In connection with this opinion letter, we have examined originals or copies, certified or otherwise identified to our satisfaction, of (i) the Registration Statement, including the proxy statement and prospectus contained therein, (ii) the Merger Agreement, (iii) the corporate and organizational documents of the Company, including its amended and restated certificate of incorporation and its bylaws, (iv) resolutions of the board of directors of the Company relating to, among other things, the adoption of the Merger Agreement and the issuance of the Company’s common stock thereunder, (v) statements and representations of officers of the Company and other representatives of the Company and its agents and (vi) such other such records, agreements and documents as we have deemed relevant or necessary as the basis for the opinion hereinafter expressed. As to certain factual matters relevant to this opinion letter, we have relied upon statements contained in such documents as we have deemed appropriate as a basis for the opinion hereinafter set forth. Except to the extent expressly set forth herein, we have made no independent investigations with regard to matters of fact, and, accordingly, we do not express any opinion as to matters that might have been disclosed by independent verification.

 

Furthermore, in rendering this opinion, we have assumed that the Company, the Merger Sub and Regentis will each comply with their respective covenants set forth in the Merger Agreement, the valid receipt of the stockholder votes required under the Delaware General Corporation Law to adopt the Merger Agreement, and the satisfaction of all closing conditions in the Merger Agreement. We have also assumed, without verification, the genuineness of all signatures, the authenticity of all documents submitted to us as originals, the conformity of copies submitted to us with the original documents to which such copies relate and the legal capacity of all individuals executing any of the foregoing documents.

 

Based on and subject to the foregoing and to the additional qualifications set forth below, it is our opinion that the shares of OTEC Common Stock have been duly authorized and, when issued, delivered and paid for in accordance with the terms of the Merger Agreement, will be validly issued, fully paid, and nonassessable.

 

California | Colorado | District of Columbia | Florida | Georgia | Maryland | Massachusetts

Minnesota | New York | North Carolina | Ohio | South Carolina | Tennessee | Texas | Virginia | West Virginia

  

 

 

 

OceanTech Acquisitions I Corp. 

Page 2

 

We are expressing no opinion as to any obligations that parties other than the Company may have under or in respect of the OTEC Common Stock or as to the effect that their performance of such obligations may have upon any of the matters referred to above.

 

We hereby consent to the reference to our firm in the Registration Statement under the heading “Legal Matters” and to the filing of this opinion as an exhibit to the Registration Statement. The consent shall not be deemed to be an admission that this firm is an “expert” within the meaning of Section 11 of the Securities Act or within the category of persons whose consent is required under Section 7 of the Act or the regulations promulgated pursuant to the Act.
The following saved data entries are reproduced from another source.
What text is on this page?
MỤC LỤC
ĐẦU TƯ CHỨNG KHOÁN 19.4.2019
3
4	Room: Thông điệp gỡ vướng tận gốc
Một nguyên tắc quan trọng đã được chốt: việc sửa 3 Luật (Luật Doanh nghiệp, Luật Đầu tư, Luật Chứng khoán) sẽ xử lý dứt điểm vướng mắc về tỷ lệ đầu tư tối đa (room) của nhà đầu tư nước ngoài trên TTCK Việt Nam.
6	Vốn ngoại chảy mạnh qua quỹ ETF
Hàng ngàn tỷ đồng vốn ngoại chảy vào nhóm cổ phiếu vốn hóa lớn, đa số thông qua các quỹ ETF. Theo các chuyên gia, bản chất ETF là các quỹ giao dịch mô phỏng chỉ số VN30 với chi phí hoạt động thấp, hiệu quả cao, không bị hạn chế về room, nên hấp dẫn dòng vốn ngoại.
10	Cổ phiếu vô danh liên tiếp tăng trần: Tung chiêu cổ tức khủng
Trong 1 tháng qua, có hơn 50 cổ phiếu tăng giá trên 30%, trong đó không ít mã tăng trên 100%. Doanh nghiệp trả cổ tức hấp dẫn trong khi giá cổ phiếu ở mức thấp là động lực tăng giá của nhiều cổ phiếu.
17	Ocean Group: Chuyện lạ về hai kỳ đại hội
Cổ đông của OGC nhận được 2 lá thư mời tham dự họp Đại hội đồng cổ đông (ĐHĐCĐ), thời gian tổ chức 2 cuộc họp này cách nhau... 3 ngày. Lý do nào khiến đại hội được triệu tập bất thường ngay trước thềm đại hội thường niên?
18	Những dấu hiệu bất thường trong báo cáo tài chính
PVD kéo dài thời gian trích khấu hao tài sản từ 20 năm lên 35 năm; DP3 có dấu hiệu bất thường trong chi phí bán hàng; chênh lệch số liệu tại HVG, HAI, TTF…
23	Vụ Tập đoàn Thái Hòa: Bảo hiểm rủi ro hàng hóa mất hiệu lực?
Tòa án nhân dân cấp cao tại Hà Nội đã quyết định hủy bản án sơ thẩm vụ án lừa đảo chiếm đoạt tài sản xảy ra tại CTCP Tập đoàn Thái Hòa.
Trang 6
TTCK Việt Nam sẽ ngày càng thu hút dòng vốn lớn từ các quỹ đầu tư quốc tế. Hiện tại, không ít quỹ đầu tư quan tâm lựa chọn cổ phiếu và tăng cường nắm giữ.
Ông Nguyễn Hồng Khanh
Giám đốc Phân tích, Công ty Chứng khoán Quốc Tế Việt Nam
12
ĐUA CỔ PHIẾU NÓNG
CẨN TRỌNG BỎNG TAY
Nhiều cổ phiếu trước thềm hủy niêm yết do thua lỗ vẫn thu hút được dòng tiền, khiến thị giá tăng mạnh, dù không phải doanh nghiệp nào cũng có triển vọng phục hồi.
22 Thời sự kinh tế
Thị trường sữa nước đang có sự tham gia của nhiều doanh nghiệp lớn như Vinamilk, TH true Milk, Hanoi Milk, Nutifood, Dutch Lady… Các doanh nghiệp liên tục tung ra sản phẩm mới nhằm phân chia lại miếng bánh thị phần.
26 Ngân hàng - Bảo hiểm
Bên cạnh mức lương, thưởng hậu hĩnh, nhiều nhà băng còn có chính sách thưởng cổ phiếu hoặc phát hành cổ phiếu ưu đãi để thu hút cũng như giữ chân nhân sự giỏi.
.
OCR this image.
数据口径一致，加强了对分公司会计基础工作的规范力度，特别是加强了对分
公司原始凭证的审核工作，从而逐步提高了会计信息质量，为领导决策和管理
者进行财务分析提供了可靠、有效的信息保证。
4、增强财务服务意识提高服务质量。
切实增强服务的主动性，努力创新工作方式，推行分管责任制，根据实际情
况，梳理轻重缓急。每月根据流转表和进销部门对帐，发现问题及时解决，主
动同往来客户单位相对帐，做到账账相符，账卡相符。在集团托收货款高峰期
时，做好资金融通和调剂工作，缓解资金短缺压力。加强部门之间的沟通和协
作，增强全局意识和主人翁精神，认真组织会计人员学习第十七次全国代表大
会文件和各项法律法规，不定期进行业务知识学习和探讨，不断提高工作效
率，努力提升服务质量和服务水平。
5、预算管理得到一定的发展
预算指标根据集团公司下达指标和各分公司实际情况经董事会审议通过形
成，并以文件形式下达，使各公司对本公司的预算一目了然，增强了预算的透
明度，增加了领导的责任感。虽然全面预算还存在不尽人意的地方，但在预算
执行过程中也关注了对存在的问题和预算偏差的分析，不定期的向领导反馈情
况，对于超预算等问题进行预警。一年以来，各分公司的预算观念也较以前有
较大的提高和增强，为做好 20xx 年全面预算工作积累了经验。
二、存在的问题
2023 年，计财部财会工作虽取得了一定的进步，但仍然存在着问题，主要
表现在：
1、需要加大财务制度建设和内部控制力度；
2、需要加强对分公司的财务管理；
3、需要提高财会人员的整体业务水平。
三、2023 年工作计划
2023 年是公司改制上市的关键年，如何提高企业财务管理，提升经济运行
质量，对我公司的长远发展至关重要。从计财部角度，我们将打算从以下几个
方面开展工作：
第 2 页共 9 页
This opinion is provided for use in connection with the Registration Statement and may not be relied upon for any other purpose or in connection with any other matters.

 

Our opinion expressed above is subject to the qualification that we express no opinion as to the applicability of, compliance with, or effect of any laws other than the Delaware General Corporation Law (including the statutory provisions, all applicable provisions of the State of Delaware and reported judicial decisions interpreting those laws). We do not find it necessary for the purposes of this opinion, and accordingly we do not purport to cover herein, the application of the securities or “Blue Sky” laws of the various states to the issuance and sale of the OTEC Common Stock. This opinion is limited to the specific issues addressed herein, and no opinion may be inferred or implied beyond that expressly stated herein. We assume no obligation to revise or supplement this opinion should the Delaware General Corporation Law be changed by legislative action, judicial decision or otherwise.